Des sénateurs américains ont officiellement demandé au ministère de la Justice et à la Commission fédérale du commerce d'enquêter sur les produits d'intelligence artificielle générative afin de déterminer s'ils constituent de possibles infractions aux lois antitrust. À l'initiative d'Amy Klobuchar, ces sénateurs affirment que les outils d'IA déployés par des plateformes comme Google et Meta mettent en péril le travail des créateurs de contenu, notamment des journalistes, en utilisant abusivement le contenu créé par des humains sans compensation.
Dans une lettre adressée à Lina Khan, présidente de la FTC, et à Jonathan Kanter, procureur général adjoint, les sénateurs soulignent que ces outils d'IA reproduisent systématiquement le contenu en ligne, incitant les utilisateurs à rester sur la plateforme au lieu de les orienter vers les sources originales. De ce fait, les principales plateformes peuvent tirer profit de la publicité tout en privant les créateurs de toute rémunération et de toute reconnaissance pour leur travail.
Des sénateurs américains affirment que l'intelligence artificielle générative utilise abusivement le contenu de tiers sans compensation
D'après les parlementaires, les outils d'intelligence artificielle utilisés par les principales plateformes numériques menacent l'emploi des créateurs de contenu, et surtout des journalistes.
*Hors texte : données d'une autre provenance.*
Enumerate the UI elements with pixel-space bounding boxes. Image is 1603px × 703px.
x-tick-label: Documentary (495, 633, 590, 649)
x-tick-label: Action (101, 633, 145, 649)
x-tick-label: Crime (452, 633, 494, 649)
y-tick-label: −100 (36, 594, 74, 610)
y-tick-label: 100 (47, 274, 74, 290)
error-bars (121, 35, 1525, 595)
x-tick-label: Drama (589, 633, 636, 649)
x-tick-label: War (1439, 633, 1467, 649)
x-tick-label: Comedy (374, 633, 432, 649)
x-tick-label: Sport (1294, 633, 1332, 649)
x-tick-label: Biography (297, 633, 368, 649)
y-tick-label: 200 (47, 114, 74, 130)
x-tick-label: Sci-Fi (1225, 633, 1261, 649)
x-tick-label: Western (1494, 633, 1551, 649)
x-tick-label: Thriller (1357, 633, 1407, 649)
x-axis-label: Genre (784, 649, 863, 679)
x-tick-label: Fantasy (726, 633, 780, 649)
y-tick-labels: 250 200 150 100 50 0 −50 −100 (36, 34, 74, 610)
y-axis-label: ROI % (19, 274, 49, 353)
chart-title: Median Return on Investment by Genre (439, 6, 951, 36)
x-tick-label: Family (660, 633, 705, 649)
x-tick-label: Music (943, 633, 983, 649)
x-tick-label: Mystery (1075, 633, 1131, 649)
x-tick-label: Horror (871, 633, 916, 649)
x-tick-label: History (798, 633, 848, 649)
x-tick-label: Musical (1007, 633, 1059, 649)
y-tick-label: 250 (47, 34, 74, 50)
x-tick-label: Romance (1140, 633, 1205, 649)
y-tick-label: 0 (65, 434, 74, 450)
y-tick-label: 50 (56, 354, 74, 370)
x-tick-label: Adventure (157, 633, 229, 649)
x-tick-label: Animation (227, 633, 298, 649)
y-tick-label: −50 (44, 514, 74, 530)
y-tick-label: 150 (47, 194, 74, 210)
Dans leur lettre, ils soulignent que plusieurs sites web importants ont récemment intégré des fonctionnalités d'IA générative qui répondent aux questions des utilisateurs en résumant, voire en reproduisant, du contenu provenant d'autres sources. Ils estiment que ces fonctionnalités pourraient être considérées comme anticoncurrentielles, car elles risquent de freiner la concurrence et l'innovation dans la création de contenu numérique.
Les sénateurs affirment qu'au lieu de rediriger les utilisateurs vers les sites des éditeurs, les résumés générés par l'IA les retiennent sur la plateforme de recherche et privent les journalistes et autres créateurs de contenu de toute rémunération. Certaines de ces fonctionnalités d'IA sont accusées de s'approprier du contenu tiers en le faisant passer pour du contenu original, ce qui aggrave encore le problème.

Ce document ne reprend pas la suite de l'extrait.